Rio Branco, Acre - sexta-feira, 06 março, 2026

Deputada propõe documento com força jurídica para destravar regularização na Amazônia

Foto: Rede social

Documento, não discurso. É assim que a deputada federal Antônia Lúcia (Republicanos-AC) pretende enfrentar o impasse fundiário e ambiental que atravessa a Amazônia. Em vez de recorrer a falas simbólicas ou embates estéreis, a parlamentar articula a construção de um documento formal, assinado por representantes da população e da sociedade civil organizada, para ser entregue diretamente ao governo federal — com apoio jurídico da Defensoria Pública da União (DPU).

A proposta é simples, mas ousada: dar forma oficial às demandas da população que vive em reservas extrativistas e áreas em conflito, e garantir que elas sejam levadas, com respaldo legal, até Brasília. Para Antônia Lúcia, o protagonismo precisa sair das palavras e se materializar em atitude institucional. “Não adianta gritar, nem fechar estrada. O que resolve é atitude. E eu me encarrego de levar esse documento assinado por todos aos órgãos competentes.
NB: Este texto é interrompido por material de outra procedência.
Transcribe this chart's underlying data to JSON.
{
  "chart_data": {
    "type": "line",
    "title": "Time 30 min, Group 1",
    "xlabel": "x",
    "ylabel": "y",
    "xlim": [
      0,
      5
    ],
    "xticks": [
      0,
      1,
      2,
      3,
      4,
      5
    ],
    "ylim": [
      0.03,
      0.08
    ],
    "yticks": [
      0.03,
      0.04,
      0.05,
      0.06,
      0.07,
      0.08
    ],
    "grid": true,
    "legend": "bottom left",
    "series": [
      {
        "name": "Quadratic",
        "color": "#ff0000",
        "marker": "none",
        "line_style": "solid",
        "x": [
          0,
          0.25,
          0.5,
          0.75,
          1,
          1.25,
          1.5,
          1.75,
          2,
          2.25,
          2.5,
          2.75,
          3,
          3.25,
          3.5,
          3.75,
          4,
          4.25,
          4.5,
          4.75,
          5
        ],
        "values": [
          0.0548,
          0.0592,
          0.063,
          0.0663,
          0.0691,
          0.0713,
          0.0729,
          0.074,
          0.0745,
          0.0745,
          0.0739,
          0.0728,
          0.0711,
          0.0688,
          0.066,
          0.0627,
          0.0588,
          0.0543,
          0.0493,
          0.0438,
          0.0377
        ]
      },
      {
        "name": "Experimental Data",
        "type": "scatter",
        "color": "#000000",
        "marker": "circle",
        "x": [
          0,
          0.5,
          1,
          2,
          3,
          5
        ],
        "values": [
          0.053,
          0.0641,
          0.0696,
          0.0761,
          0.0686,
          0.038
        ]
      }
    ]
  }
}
O povo precisa de resposta, e não de cena.”

A deputada destaca que as terras em disputa pertencem à União, mas são ocupadas há décadas por famílias que produzem, vivem e resistem. Segundo ela, essas pessoas têm sido vítimas de uma guerra silenciosa — marcada por embargos, perseguições jurídicas e omissões do poder público. “Quem defende o povo das garras do governo federal é a Defensoria Pública. Não é ONG, não é favor, é direito constitucional.”

Antônia Lúcia afirma que já está em articulação com o defensor público-geral federal, Leonardo Magalhães, para que a DPU acompanhe formalmente a tramitação do documento e atue em defesa da população amazônida nos tribunais e ministérios.

Para a parlamentar, o debate sobre regularização fundiária precisa deixar de ser uma disputa ideológica ou uma bandeira de ocasião. “O rigor da lei tem que estar a serviço do povo, não contra ele. E a própria lei precisa obedecer à Constituição”, diz. “É hora de colocar cada instituição no seu lugar e o cidadão no centro da solução. Chega de confusão, de conchavos, de promessas. É papel do Estado organizar. E é papel do político agir.”

Por fim, ela argumenta que a Amazônia não pode continuar à mercê de projetos desconectados da realidade, nem depender de decisões tomadas longe de quem vive nela. Ao unir base legal, articulação política e representatividade popular, a proposta da deputada busca transformar um cenário de incerteza em uma ofensiva estratégica pelo direito à terra e à dignidade.